When you write that this is the typical usage:
debug() << "stuff" << "more stuff" << std::endl;
are you definitely planning to construct a debug object each time you use it? If so, you should be able to get the behavior you want by having the debug destructor add the newline:
~debug()
{
*this << std::endl;
... the rest of your destructor ...
}
That does mean you cannot do something like this:
// this won't output "line1" and "line2" on separate lines
debug d;
d << "line1";
d << "line2";
The stream insertion (<<) and extraction (>>) are supposed to be non-members.
My question is basically, how can I
tell when the return type of
operator<< isn't going to be used by
another operator<< (and so append
endl)?
You cannot. Create a member function to specially append this or append an endl once those chained calls are done with. Document your class well so that the clients know how to use it.
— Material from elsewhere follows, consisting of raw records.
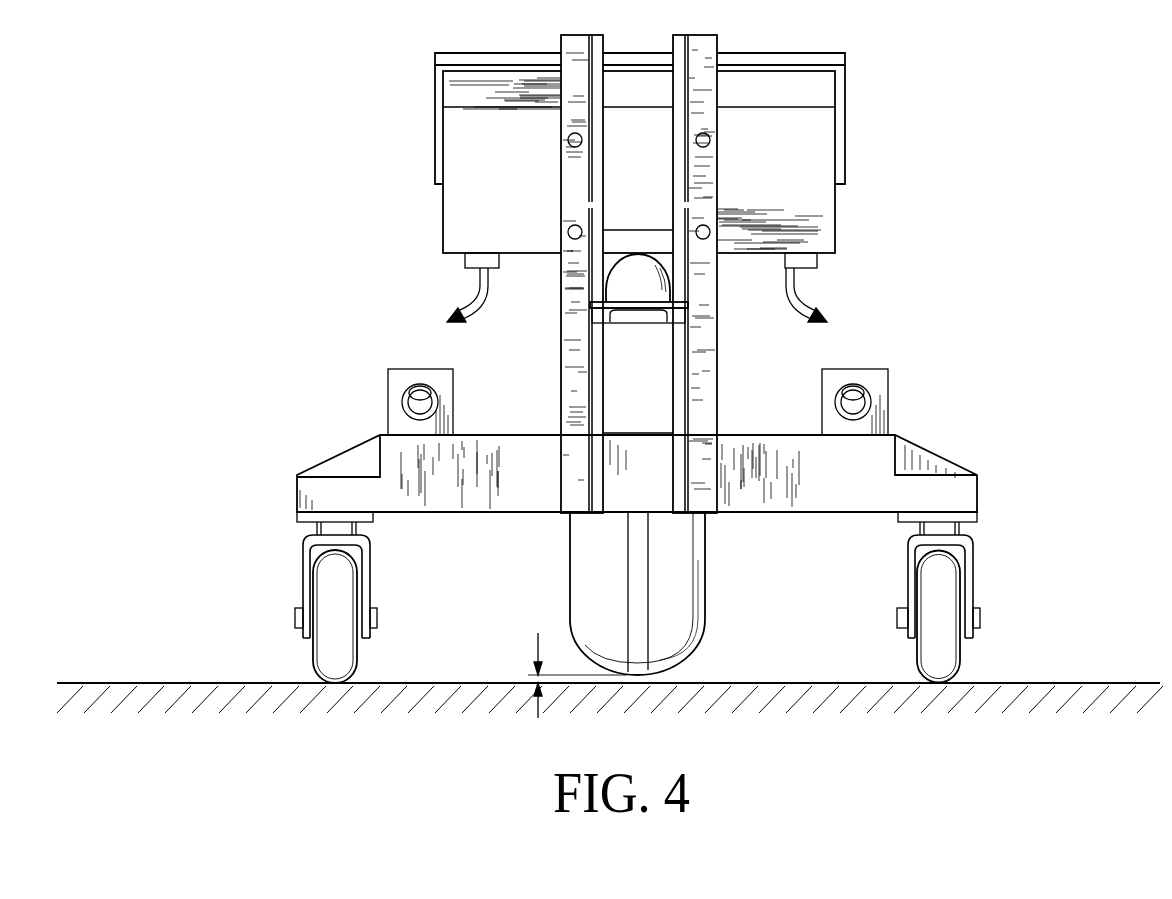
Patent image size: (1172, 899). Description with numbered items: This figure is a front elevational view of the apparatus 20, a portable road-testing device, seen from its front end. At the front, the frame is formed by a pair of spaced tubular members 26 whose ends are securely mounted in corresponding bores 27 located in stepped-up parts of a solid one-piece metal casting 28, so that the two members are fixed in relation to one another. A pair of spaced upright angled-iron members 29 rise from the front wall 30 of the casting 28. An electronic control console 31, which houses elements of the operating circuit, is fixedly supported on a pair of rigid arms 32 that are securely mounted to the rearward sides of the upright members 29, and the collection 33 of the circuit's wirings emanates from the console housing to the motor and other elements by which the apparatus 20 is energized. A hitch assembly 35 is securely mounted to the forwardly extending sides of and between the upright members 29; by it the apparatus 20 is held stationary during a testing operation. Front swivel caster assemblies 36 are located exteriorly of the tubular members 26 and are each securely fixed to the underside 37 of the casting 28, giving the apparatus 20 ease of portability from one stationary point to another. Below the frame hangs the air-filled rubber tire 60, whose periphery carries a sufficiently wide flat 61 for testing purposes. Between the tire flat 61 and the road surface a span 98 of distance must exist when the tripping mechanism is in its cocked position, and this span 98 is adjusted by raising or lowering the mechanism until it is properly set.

The apparatus 20 is at (325, 150).
The tubular members 26 is at (403, 405).
The bores 27 is at (409, 392).
The solid one-piece metal casting 28 is at (737, 433).
The upright angled-iron members 29 is at (560, 345).
The front wall 30 is at (538, 483).
The electronic control console 31 is at (835, 215).
The rigid arms 32 is at (568, 140).
The collection of wirings 33 is at (468, 293).
The hitch assembly 35 is at (628, 323).
The front swivel caster assemblies 36 is at (303, 582).
The underside 37 is at (808, 514).
The air-filled rubber tire 60 is at (707, 595).
The flat 61 is at (625, 583).
The span 98 is at (528, 680).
That's your best bet.
I'm creating a logger with the following sections:
// #define LOG(x) // for release mode
#define LOG(x) log(x)
log(const string& str);
log(const ostream& str);
With the idea to do:
LOG("Test");
LOG(string("Testing") + " 123");
stringstream s;
LOG(s << "Testing" << 1 << "two" << 3);
This all works as intended, but when I do:
LOG(stringstream() << "Testing" << 1 << "two" << 3);
It does not work:
void log(const ostream& os)
{
std::streambuf* buf = os.rdbuf();
if( buf && typeid(*buf) == typeid(std::stringbuf) )
{
const std::string& format = dynamic_cast<std::stringbuf&>(*buf).str();
cout << format << endl;
}
}
results in 'format' containing junk data instead of the usual correct string.
I think this is because the temporary ostream returned by the << operator outlives the stringstream it comes from.
Or am I wrong?
(Why does string() work in this way? Is it because it returns a reference to itself? I'm assuming yes.)
I would really like to do it this way as I would be eliminating an additional allocation when logging in release mode.
Any pointers or tricks to get it done this way would be welcomed. In my actual solution I have many different log functions and they are all more complex than this. So I would prefer to have this implemented somehow in the calling code. (And not by modifying my #define if possible)
Just to give an idea, an example of one of my actual #defines:
#define LOG_DEBUG_MSG(format, ...) \
LogMessage(DEBUG_TYPE, const char* filepos, sizeof( __QUOTE__( #__VA_ARGS__ )), \
format, __VA_ARGS__)
which matches varargs printf-like log functions taking char*, string() and ostream() as well as non-vararg functions taking string(), exception() and HRESULT.
I think I see what's happening. This produces the expected output:
log(std::stringstream() << 1 << "hello");
while this does not:
log(std::stringstream() << "hello" << 1);
(it writes a hex number, followed by the "1" digit)
A few elements for the explanation:
An rvalue cannot be bound to a non-const reference
It is OK to invoke member functions on a temporary
std::ostream has a member operator<<(void*)
std::ostream has a member operator<<(int)
For char* the operator is not a member, it is operator<<(std::ostream&, const char*)
In the code above, std::stringstream() creates a temporary (an rvalue). Its lifetime is not problematic, as it must last for the whole full expression it is declared into (i.e, until the call to log() returns).
In the first example, everything works ok because the member operator<<(int) is first called, and then the reference returned can be passed to operator<<(ostream&, const char*)
In the second example, operator<<(cannot be called with "std::stringstream()" as a 1st argument, as this would require it to be bound to a non-const reference. However, the member operator<<(void*) is ok, as it is a member.
By the way: Why not define the log() function as:
void log(const std::ostream& os)
{
std::cout << os.rdbuf() << std::endl;
}
Alter your LOG() macro to this:
#define LOG(x) do { std::stringstream s; s << x; log(s.str()); } while(0)
That will let you use the following syntax in your debugging logs, so you don't have to manually construct the string stream.
LOG("Testing" << 1 << "two" << 3);
Then define it to nothing for release, and you'll have no extra allocations.